Kosten sind nicht zu erstatten.
Tatbestand
Der Rechtsstreit betrifft die Feststellung des versicherungsrechtlichen Status des Klägers bis zum 19. Dezember 2001.
Der im Juni 1943 geborene Kläger wurde von der Beklagten in der gesetzlichen Krankenversicherung als freiwilliges Mitglied geführt. In seiner Anmeldung vom 21. April 1987 gab er im Hinblick auf sein Einkommen an, dass dieses regelmäßig oberhalb der Beitragsbemessungsgrenze liege. Die Rubrik "Beruf/ausgeübte Tätigkeit" füllte er mit "Unternehmer (selbständig)" aus. Entsprechend wurde er von der Beklagten zur Entrichtung von Beiträgen zur freiwilligen Krankenversicherung herangezogen.
Am 6. Oktober 2000 erlitt der Kläger einen Unfall im Rahmen seiner Tätigkeit als Geschäftsführer in der Betriebsstätte E. der Firma F. Gesellschaft mit beschränkter Haftung (GmbH). Im November 2001 erhielt die Beklagte von der Sächsischen Landwirtschaftlichen Berufsgenossenschaft eine Anfrage über den Versicherungsstatus des Klägers. Die Beklagte teilte mit Schreiben vom 26. September 2002 mit, dass sie den Kläger als freiwillig versicherten hauptberuflich Selbständigen führe. Nach dem Widerspruchsbescheid der Landwirtschaftlichen Berufsgenossenschaft Mittel- und Ostdeutschland vom 31. August 2005 war der Unfall für den Kläger mit bleibenden gesundheitlichen Folgen verbunden. Die Minderung der Erwerbsfähigkeit wurde für die Zeit vom 14. März 2001 bis 5. Oktober 2002 auf 50 vom Hundert (vH) und für die Zeit danach auf 40 v.H. festgesetzt. Der Bescheid wurde mit einem Vorbehalt versehen, dass die Entscheidung über den versicherungsrechtlichen Status des Klägers in diesem Verfahren für die Rentengewährung vorgreiflich sei.
Am 10. September 2004 stellte der Kläger bei der Beklagten einen Antrag auf Feststellung seines Versicherungsstatus und legte diverse Unterlagen vor. Daraus ergab sich, dass der Kläger ab 1. Januar 1993 Geschäftsführer der Firma F. GmbH (Stammkapital: 100.000,- DM) mit Sitz in G. war. An dieser Firma waren die H. GmbH und die Firma I. GmbH (später J. Handels-Beteiligungs GmbH) & Co. KG zu gleichen Teilen von je 50.000,- DM beteiligt. Nach dem § 7 des Gesellschaftsvertrages der Firma F. GmbH waren Beschlüsse mit der Mehrheit der abgegebenen Stimmen zu fassen, wobei auf je 500,- DM eine Stimme entfiel.

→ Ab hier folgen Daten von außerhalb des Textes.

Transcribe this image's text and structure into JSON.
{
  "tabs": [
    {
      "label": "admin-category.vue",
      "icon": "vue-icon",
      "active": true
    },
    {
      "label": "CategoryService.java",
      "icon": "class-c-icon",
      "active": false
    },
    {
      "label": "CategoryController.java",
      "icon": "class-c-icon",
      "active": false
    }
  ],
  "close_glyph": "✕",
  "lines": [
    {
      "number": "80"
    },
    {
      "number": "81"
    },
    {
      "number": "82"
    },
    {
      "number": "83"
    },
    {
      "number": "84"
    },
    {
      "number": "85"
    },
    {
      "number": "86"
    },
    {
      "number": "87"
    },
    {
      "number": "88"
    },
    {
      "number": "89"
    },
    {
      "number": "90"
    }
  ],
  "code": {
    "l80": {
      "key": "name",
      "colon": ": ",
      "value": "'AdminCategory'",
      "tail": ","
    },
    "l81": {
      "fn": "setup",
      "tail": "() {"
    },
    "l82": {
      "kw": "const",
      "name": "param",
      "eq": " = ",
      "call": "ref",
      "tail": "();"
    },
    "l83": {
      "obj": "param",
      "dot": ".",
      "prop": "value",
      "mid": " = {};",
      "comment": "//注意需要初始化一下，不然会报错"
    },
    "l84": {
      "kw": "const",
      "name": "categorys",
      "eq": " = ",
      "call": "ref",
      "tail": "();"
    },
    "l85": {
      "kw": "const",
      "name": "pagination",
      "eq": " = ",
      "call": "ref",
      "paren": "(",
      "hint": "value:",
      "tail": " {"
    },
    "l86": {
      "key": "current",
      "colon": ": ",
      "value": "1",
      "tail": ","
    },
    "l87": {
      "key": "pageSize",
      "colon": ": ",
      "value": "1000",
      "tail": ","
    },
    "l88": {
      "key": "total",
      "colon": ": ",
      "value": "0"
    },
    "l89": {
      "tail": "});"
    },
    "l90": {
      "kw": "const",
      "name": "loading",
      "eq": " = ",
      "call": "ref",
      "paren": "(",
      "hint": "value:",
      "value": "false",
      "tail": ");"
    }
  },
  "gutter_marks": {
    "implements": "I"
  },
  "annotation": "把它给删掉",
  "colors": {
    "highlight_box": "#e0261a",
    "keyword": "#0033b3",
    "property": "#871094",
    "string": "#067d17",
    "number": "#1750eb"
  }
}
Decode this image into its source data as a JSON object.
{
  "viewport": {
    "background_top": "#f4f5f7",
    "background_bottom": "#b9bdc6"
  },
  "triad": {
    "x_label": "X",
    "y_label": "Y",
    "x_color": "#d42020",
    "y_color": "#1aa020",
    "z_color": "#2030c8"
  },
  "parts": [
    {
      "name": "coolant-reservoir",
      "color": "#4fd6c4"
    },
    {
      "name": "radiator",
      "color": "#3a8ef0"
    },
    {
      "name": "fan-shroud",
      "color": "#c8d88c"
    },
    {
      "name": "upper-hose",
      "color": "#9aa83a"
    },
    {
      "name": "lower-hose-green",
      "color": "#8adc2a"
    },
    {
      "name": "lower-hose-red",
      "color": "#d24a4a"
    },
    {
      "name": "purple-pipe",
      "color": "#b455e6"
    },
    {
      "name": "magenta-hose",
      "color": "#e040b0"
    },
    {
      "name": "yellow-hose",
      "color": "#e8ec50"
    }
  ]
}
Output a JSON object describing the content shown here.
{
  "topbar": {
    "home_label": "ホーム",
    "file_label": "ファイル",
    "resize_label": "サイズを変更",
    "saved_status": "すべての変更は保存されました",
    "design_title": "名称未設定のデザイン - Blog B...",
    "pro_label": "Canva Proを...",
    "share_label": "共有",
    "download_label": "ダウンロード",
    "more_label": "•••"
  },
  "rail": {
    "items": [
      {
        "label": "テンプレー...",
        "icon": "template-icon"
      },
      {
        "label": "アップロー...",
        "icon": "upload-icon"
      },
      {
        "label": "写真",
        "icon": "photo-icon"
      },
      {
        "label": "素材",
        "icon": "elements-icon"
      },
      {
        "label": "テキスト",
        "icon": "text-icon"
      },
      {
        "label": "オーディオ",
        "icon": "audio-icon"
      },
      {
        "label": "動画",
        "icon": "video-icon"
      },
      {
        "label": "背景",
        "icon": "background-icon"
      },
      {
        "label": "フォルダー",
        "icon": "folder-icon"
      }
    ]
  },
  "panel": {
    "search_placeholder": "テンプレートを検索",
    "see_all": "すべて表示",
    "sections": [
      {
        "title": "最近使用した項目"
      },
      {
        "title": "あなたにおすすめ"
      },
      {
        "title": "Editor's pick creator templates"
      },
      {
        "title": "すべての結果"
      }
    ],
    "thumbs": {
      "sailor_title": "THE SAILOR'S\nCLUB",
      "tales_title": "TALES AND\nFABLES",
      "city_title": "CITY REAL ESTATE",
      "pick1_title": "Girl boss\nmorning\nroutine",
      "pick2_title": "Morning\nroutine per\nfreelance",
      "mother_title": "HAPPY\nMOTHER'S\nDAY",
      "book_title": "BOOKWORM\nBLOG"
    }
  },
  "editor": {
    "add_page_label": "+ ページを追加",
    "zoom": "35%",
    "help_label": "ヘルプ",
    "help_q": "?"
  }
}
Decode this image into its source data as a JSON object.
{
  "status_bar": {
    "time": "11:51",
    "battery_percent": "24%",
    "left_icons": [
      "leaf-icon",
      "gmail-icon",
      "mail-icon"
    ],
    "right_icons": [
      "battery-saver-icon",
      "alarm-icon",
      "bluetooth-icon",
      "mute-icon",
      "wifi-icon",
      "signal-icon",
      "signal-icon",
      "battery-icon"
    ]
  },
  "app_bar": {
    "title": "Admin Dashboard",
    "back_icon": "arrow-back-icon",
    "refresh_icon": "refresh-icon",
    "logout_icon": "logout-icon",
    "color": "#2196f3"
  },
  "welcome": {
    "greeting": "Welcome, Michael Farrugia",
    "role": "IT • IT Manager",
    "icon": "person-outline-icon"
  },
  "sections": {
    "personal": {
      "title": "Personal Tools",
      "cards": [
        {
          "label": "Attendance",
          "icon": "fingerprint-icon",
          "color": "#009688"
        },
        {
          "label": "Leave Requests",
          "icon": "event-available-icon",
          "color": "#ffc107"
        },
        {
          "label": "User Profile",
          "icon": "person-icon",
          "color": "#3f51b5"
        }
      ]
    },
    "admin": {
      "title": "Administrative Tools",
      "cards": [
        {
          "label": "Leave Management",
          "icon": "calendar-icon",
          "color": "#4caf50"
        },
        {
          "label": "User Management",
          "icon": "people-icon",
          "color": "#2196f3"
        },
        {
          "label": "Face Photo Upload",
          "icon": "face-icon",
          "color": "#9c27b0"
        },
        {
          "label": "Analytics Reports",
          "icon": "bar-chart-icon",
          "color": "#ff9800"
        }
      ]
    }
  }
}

An der Firma I. GmbH & Co. KG, die mit einem Stammkapital von 50.000,- DM versehen war, waren bis zum 19. Dezember 2001 der Kläger und Dr. K. jeweils mit 25.000,- DM beteiligt. In dieser Firma waren Beschlüsse nach § 6 des Gesellschaftsvertrages mit 75% der abgegebenen Stimmen zu fassen, wobei auf je 100,- DM eine Stimme entfiel.
Die Beklagte stellte mit ihrem Bescheid vom 1. November 2004 fest, dass der Kläger in seiner Tätigkeit als Geschäftsführer der Firma F. GmbH nicht als abhängig Beschäftigter, sondern als hauptberuflich Selbständiger einzustufen sei. Das folge daraus, dass er über seine Beteiligung an der Firma I. GmbH & Co. KG über eine Sperrminorität verfüge, die ihm einen maßgeblichen Einfluss auf die Firma ermögliche.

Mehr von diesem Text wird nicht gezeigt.